President Donald Trump will meet Tuesday with the heads of the big three U.S. automakers as he looks to persuade car manufacturers to retain operations within the country.
The heads of Ford, Fiat Chrysler and General Motors will meet Trump at the White House, press secretary Sean Spicer said. Spicer didn’t further identify the auto executives who will meet with Trump.
Trump met Monday with prominent American manufacturers, including Elon Musk, the head of Tesla Motors Inc., and said he would dramatically cut regulations and corporate taxes. But Trump said manufacturers would face tough penalties if they move production outside the country.
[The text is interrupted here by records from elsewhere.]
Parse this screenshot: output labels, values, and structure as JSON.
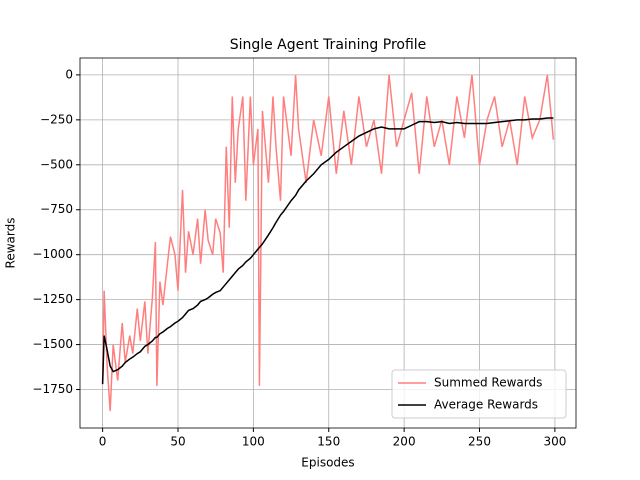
{
  "chart_data": {
    "type": "line",
    "title": "Single Agent Training Profile",
    "xlabel": "Episodes",
    "ylabel": "Rewards",
    "x": [
      0,
      1,
      3,
      5,
      7,
      10,
      13,
      15,
      18,
      20,
      23,
      25,
      28,
      30,
      33,
      35,
      36,
      38,
      40,
      43,
      45,
      48,
      50,
      53,
      55,
      57,
      60,
      63,
      65,
      68,
      70,
      73,
      75,
      78,
      80,
      82,
      84,
      86,
      88,
      90,
      93,
      95,
      98,
      100,
      103,
      104,
      106,
      110,
      113,
      115,
      118,
      120,
      125,
      128,
      130,
      135,
      140,
      145,
      150,
      155,
      160,
      165,
      170,
      175,
      180,
      185,
      190,
      195,
      200,
      205,
      210,
      215,
      220,
      225,
      230,
      235,
      240,
      245,
      250,
      255,
      260,
      265,
      270,
      275,
      280,
      285,
      290,
      295,
      299
    ],
    "series": [
      {
        "name": "Summed Rewards",
        "color": "#ff7f7f",
        "values": [
          -1720,
          -1200,
          -1620,
          -1870,
          -1500,
          -1700,
          -1380,
          -1600,
          -1450,
          -1550,
          -1300,
          -1480,
          -1260,
          -1550,
          -1240,
          -930,
          -1730,
          -1150,
          -1280,
          -1050,
          -900,
          -1000,
          -1200,
          -640,
          -1100,
          -870,
          -1000,
          -800,
          -1050,
          -750,
          -920,
          -1000,
          -800,
          -880,
          -1100,
          -400,
          -850,
          -120,
          -600,
          -300,
          -120,
          -700,
          -120,
          -500,
          -300,
          -1730,
          -200,
          -600,
          -120,
          -400,
          -700,
          -120,
          -450,
          0,
          -300,
          -600,
          -250,
          -450,
          -120,
          -550,
          -200,
          -500,
          -120,
          -400,
          -250,
          -550,
          0,
          -400,
          -250,
          -100,
          -550,
          -120,
          -400,
          -250,
          -500,
          -120,
          -350,
          0,
          -500,
          -250,
          -120,
          -400,
          -250,
          -500,
          -120,
          -350,
          -250,
          0,
          -360
        ]
      },
      {
        "name": "Average Rewards",
        "color": "#000000",
        "values": [
          -1720,
          -1450,
          -1530,
          -1620,
          -1650,
          -1640,
          -1620,
          -1600,
          -1580,
          -1570,
          -1550,
          -1540,
          -1510,
          -1500,
          -1480,
          -1460,
          -1460,
          -1440,
          -1430,
          -1410,
          -1400,
          -1380,
          -1370,
          -1350,
          -1330,
          -1310,
          -1300,
          -1280,
          -1260,
          -1250,
          -1240,
          -1220,
          -1210,
          -1200,
          -1180,
          -1160,
          -1140,
          -1120,
          -1100,
          -1080,
          -1060,
          -1040,
          -1020,
          -1000,
          -970,
          -960,
          -940,
          -890,
          -850,
          -820,
          -780,
          -760,
          -700,
          -670,
          -640,
          -590,
          -550,
          -500,
          -470,
          -430,
          -400,
          -370,
          -340,
          -320,
          -300,
          -290,
          -300,
          -300,
          -300,
          -280,
          -260,
          -260,
          -265,
          -260,
          -270,
          -265,
          -270,
          -270,
          -270,
          -270,
          -265,
          -260,
          -255,
          -250,
          -250,
          -245,
          -245,
          -240,
          -240
        ]
      }
    ],
    "xlim": [
      -15,
      314
    ],
    "ylim": [
      -1964,
      94
    ],
    "xticks": [
      0,
      50,
      100,
      150,
      200,
      250,
      300
    ],
    "yticks": [
      {
        "value": -1750,
        "label": "−1750"
      },
      {
        "value": -1500,
        "label": "−1500"
      },
      {
        "value": -1250,
        "label": "−1250"
      },
      {
        "value": -1000,
        "label": "−1000"
      },
      {
        "value": -750,
        "label": "−750"
      },
      {
        "value": -500,
        "label": "−500"
      },
      {
        "value": -250,
        "label": "−250"
      },
      0
    ],
    "grid": true,
    "legend": "lower right"
  }
}
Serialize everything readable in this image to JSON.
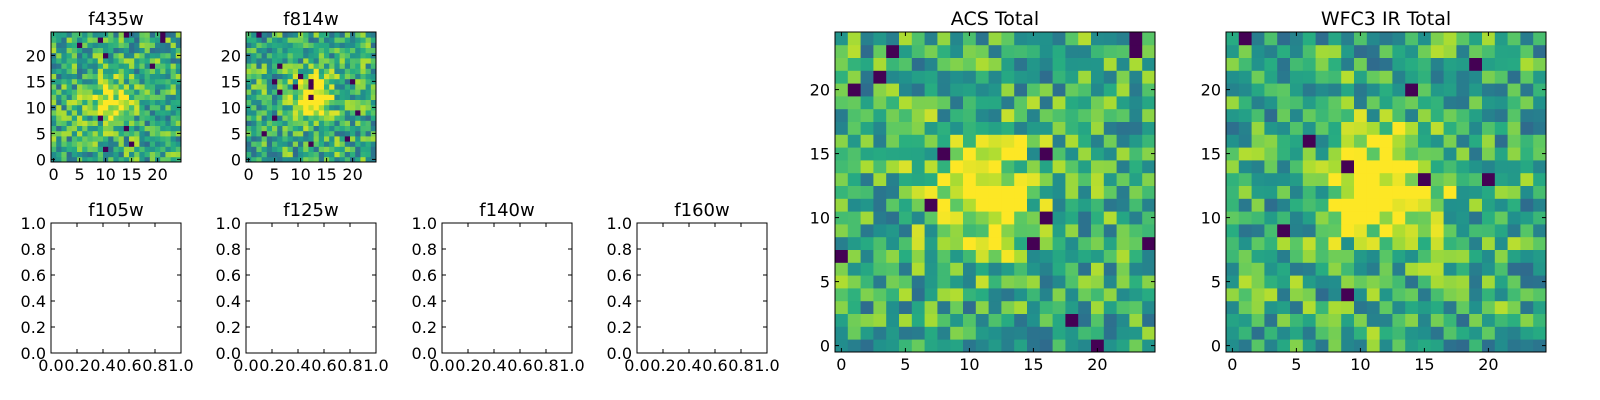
{
  "chart_data": [
    {
      "type": "heatmap",
      "title": "f435w",
      "xticks": [
        "0",
        "5",
        "10",
        "15",
        "20"
      ],
      "yticks": [
        "0",
        "5",
        "10",
        "15",
        "20"
      ],
      "xlim": [
        -0.5,
        24.5
      ],
      "ylim": [
        -0.5,
        24.5
      ],
      "size": 25,
      "seed": 11,
      "blob": [
        11,
        11
      ],
      "blob_strength": 0.35
    },
    {
      "type": "heatmap",
      "title": "f814w",
      "xticks": [
        "0",
        "5",
        "10",
        "15",
        "20"
      ],
      "yticks": [
        "0",
        "5",
        "10",
        "15",
        "20"
      ],
      "xlim": [
        -0.5,
        24.5
      ],
      "ylim": [
        -0.5,
        24.5
      ],
      "size": 25,
      "seed": 23,
      "blob": [
        12,
        12
      ],
      "blob_strength": 0.45
    },
    {
      "type": "empty",
      "title": "f105w",
      "xticks": [
        "0.0",
        "0.2",
        "0.4",
        "0.6",
        "0.8",
        "1.0"
      ],
      "yticks": [
        "0.0",
        "0.2",
        "0.4",
        "0.6",
        "0.8",
        "1.0"
      ],
      "xlim": [
        0,
        1
      ],
      "ylim": [
        0,
        1
      ]
    },
    {
      "type": "empty",
      "title": "f125w",
      "xticks": [
        "0.0",
        "0.2",
        "0.4",
        "0.6",
        "0.8",
        "1.0"
      ],
      "yticks": [
        "0.0",
        "0.2",
        "0.4",
        "0.6",
        "0.8",
        "1.0"
      ],
      "xlim": [
        0,
        1
      ],
      "ylim": [
        0,
        1
      ]
    },
    {
      "type": "empty",
      "title": "f140w",
      "xticks": [
        "0.0",
        "0.2",
        "0.4",
        "0.6",
        "0.8",
        "1.0"
      ],
      "yticks": [
        "0.0",
        "0.2",
        "0.4",
        "0.6",
        "0.8",
        "1.0"
      ],
      "xlim": [
        0,
        1
      ],
      "ylim": [
        0,
        1
      ]
    },
    {
      "type": "empty",
      "title": "f160w",
      "xticks": [
        "0.0",
        "0.2",
        "0.4",
        "0.6",
        "0.8",
        "1.0"
      ],
      "yticks": [
        "0.0",
        "0.2",
        "0.4",
        "0.6",
        "0.8",
        "1.0"
      ],
      "xlim": [
        0,
        1
      ],
      "ylim": [
        0,
        1
      ]
    },
    {
      "type": "heatmap",
      "title": "ACS Total",
      "xticks": [
        "0",
        "5",
        "10",
        "15",
        "20"
      ],
      "yticks": [
        "0",
        "5",
        "10",
        "15",
        "20"
      ],
      "xlim": [
        -0.5,
        24.5
      ],
      "ylim": [
        -0.5,
        24.5
      ],
      "size": 25,
      "seed": 37,
      "blob": [
        11,
        12
      ],
      "blob_strength": 0.5
    },
    {
      "type": "heatmap",
      "title": "WFC3 IR Total",
      "xticks": [
        "0",
        "5",
        "10",
        "15",
        "20"
      ],
      "yticks": [
        "0",
        "5",
        "10",
        "15",
        "20"
      ],
      "xlim": [
        -0.5,
        24.5
      ],
      "ylim": [
        -0.5,
        24.5
      ],
      "size": 25,
      "seed": 53,
      "blob": [
        12,
        12
      ],
      "blob_strength": 0.55
    }
  ],
  "colormap": "viridis",
  "colors": {
    "low": "#440154",
    "mid": "#21918c",
    "high": "#fde725"
  }
}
Ford Chief Executive Officer Mark Fields also attended that meeting.
"We think we can cut regulations by 75%. Maybe more," Trump said. "When you want to expand your plant, or when Mark wants to come in and build a big massive plant, or when Dell wants to come in and do something monstrous and special--you’re going to have your approvals really fast."
After the meeting, Fields said he was confident Trump was "very serious on making sure the United States economy is going to be strong and have policies--on tax, regulatory or trade--to drive that."
Trump has openly agitated U.S. automakers to keep jobs in the United States and cancel plans to build plants abroad.
"Car companies and others, if they want to do business in our country, have to start making things here again. WIN!" Trump tweeted on Sunday.
All three automakers have given Trump fodder for promoting his efforts to boost U.S. hiring. Ford canceled a $1.6 billion car assembly plant in Mexico and has said it will spend $700 million to expand a Michigan factory instead. GM and Fiat Chrysler have each pledged $1 billion in investment toward domestic assemblies, though both companies have said their plans were made prior to Trump winning the election.
All three also continue to produce vehicles in Mexico. Ford will assemble Focus compacts at an existing factory in Hermosillo already building Fusion and Lincoln MKZ sedans.
GM hasn’t announced any step back from plans announced in late 2014 that it would spend $5 billion on new plants in the country by 2018, creating 5,600 jobs. Fiat Chrysler has seven facilities south of the border building parts as well as Ram trucks and vans, Fiat 500 small cars and Dodge Journey sport utility vehicles.